Design File

Certain pipelines where samples are compared against other samples, like chipseq.py and rnaseq.py, require a design file that describes which samples are to be compared.

Note

Why does GenPipes need a Design File?

A Design file is another file that accompanies some of our pipelines, where sample comparison is part of the pipeline. Unlike the configuration file and the Readset file, the Design file is not required by every pipeline. To check whether the pipeline you are interested in requires a Design file and to understand the format of the file, read the specific help pages for your pipeline of interest.

Format of Design File

The Design File is a tab-separated plain text file with one line per sample and the following columns:

Field

Contents

Sample

first column; must contain letters A-Z, numbers 0-9, hyphens (-) or underscores (_) only; the sample name must match a sample name in the readset file; mandatory.

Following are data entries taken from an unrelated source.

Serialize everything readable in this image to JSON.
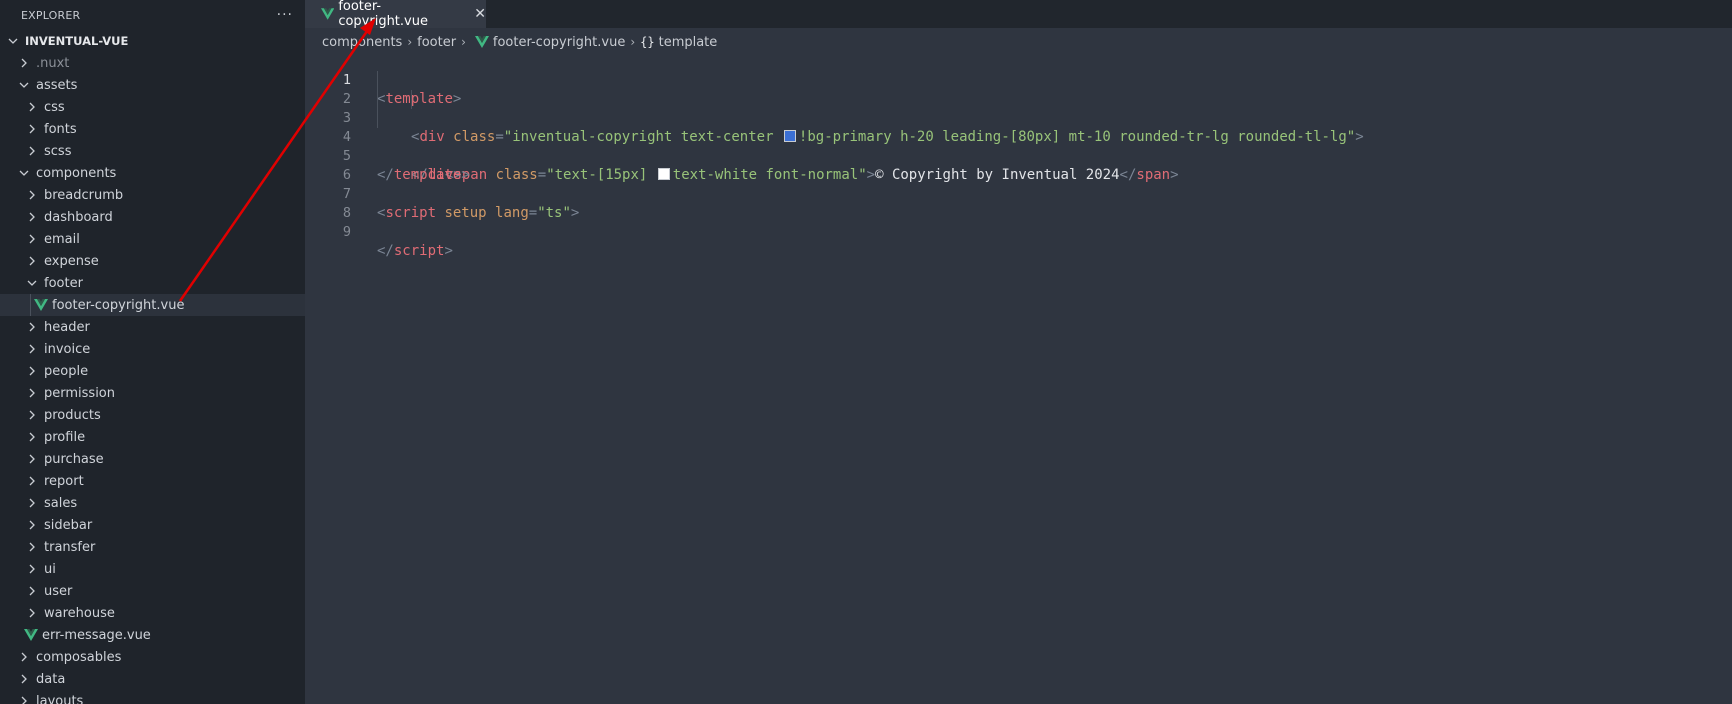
{
  "explorer": {
    "title": "EXPLORER",
    "menu": "···",
    "root": "INVENTUAL-VUE"
  },
  "tree": [
    {
      "label": ".nuxt",
      "kind": "folder-closed",
      "depth": 1,
      "muted": true
    },
    {
      "label": "assets",
      "kind": "folder-open",
      "depth": 1
    },
    {
      "label": "css",
      "kind": "folder-closed",
      "depth": 2
    },
    {
      "label": "fonts",
      "kind": "folder-closed",
      "depth": 2
    },
    {
      "label": "scss",
      "kind": "folder-closed",
      "depth": 2
    },
    {
      "label": "components",
      "kind": "folder-open",
      "depth": 1
    },
    {
      "label": "breadcrumb",
      "kind": "folder-closed",
      "depth": 2
    },
    {
      "label": "dashboard",
      "kind": "folder-closed",
      "depth": 2
    },
    {
      "label": "email",
      "kind": "folder-closed",
      "depth": 2
    },
    {
      "label": "expense",
      "kind": "folder-closed",
      "depth": 2
    },
    {
      "label": "footer",
      "kind": "folder-open",
      "depth": 2
    },
    {
      "label": "footer-copyright.vue",
      "kind": "vue-file",
      "depth": 3,
      "selected": true
    },
    {
      "label": "header",
      "kind": "folder-closed",
      "depth": 2
    },
    {
      "label": "invoice",
      "kind": "folder-closed",
      "depth": 2
    },
    {
      "label": "people",
      "kind": "folder-closed",
      "depth": 2
    },
    {
      "label": "permission",
      "kind": "folder-closed",
      "depth": 2
    },
    {
      "label": "products",
      "kind": "folder-closed",
      "depth": 2
    },
    {
      "label": "profile",
      "kind": "folder-closed",
      "depth": 2
    },
    {
      "label": "purchase",
      "kind": "folder-closed",
      "depth": 2
    },
    {
      "label": "report",
      "kind": "folder-closed",
      "depth": 2
    },
    {
      "label": "sales",
      "kind": "folder-closed",
      "depth": 2
    },
    {
      "label": "sidebar",
      "kind": "folder-closed",
      "depth": 2
    },
    {
      "label": "transfer",
      "kind": "folder-closed",
      "depth": 2
    },
    {
      "label": "ui",
      "kind": "folder-closed",
      "depth": 2
    },
    {
      "label": "user",
      "kind": "folder-closed",
      "depth": 2
    },
    {
      "label": "warehouse",
      "kind": "folder-closed",
      "depth": 2
    },
    {
      "label": "err-message.vue",
      "kind": "vue-file",
      "depth": 2
    },
    {
      "label": "composables",
      "kind": "folder-closed",
      "depth": 1
    },
    {
      "label": "data",
      "kind": "folder-closed",
      "depth": 1
    },
    {
      "label": "layouts",
      "kind": "folder-closed",
      "depth": 1
    }
  ],
  "tab": {
    "label": "footer-copyright.vue",
    "close": "✕"
  },
  "breadcrumb": {
    "items": [
      "components",
      "footer"
    ],
    "file": "footer-copyright.vue",
    "symbol_icon": "{}",
    "symbol": "template",
    "sep": "›"
  },
  "code": {
    "lines": [
      "1",
      "2",
      "3",
      "4",
      "5",
      "6",
      "7",
      "8",
      "9"
    ],
    "l1": {
      "open": "<",
      "tag": "template",
      "close": ">"
    },
    "l2": {
      "open": "<",
      "tag": "div",
      "attr": "class",
      "eq": "=",
      "q": "\"",
      "val_a": "inventual-copyright text-center ",
      "val_b": "!bg-primary h-20 leading-[80px] mt-10 rounded-tr-lg rounded-tl-lg",
      "close": ">",
      "swatch_color": "#3b6fd4"
    },
    "l3": {
      "open": "<",
      "tag": "span",
      "attr": "class",
      "eq": "=",
      "q": "\"",
      "val_a": "text-[15px] ",
      "val_b": "text-white font-normal",
      "close": ">",
      "text": "© Copyright by Inventual 2024",
      "end_open": "</",
      "end_tag": "span",
      "end_close": ">",
      "swatch_color": "#ffffff"
    },
    "l4": {
      "open": "</",
      "tag": "div",
      "close": ">"
    },
    "l5": {
      "open": "</",
      "tag": "template",
      "close": ">"
    },
    "l7": {
      "open": "<",
      "tag": "script",
      "attr1": "setup",
      "attr2": "lang",
      "eq": "=",
      "val": "\"ts\"",
      "close": ">"
    },
    "l9": {
      "open": "</",
      "tag": "script",
      "close": ">"
    }
  },
  "colors": {
    "annotation_arrow": "#e00000",
    "vue_green": "#41b883"
  }
}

Note: The definition of a sample in the context of GenPipes is the “input” biological sample, i.e. the sample on which processing such as IP, IgG assay (ChIPSeq Pipeline) or nothing (input) was performed. This is in contrast to sample being defined as the “sample sent for sequencing”.

Contrast

each of the following columns defines an experimental design contrast; the column name defines the contrast name, and the following values represent the sample group membership for this contrast:

‘0’ or ‘ ‘: the sample does not belong to any group

‘1’: the sample belongs to the control group

‘2’: the sample belongs to the treatment test case group.

Example of a Design File

Sample  Contrast_AB Contrast_AC
sampleA  1             1
sampleB  2             0
sampleC  0             2
sampleD  0             0

where Contrast_AB compares treatment sampleB to control sampleA, while Contrast_AC compares sampleC to sampleA.

Note

You can add several contrasts per design

Warning

As of GenPipes v 3.5.0 release, the ChIP-Seq Pipeline uses a different design file format. Please refer to the updated ChIP-Seq Design file format for details.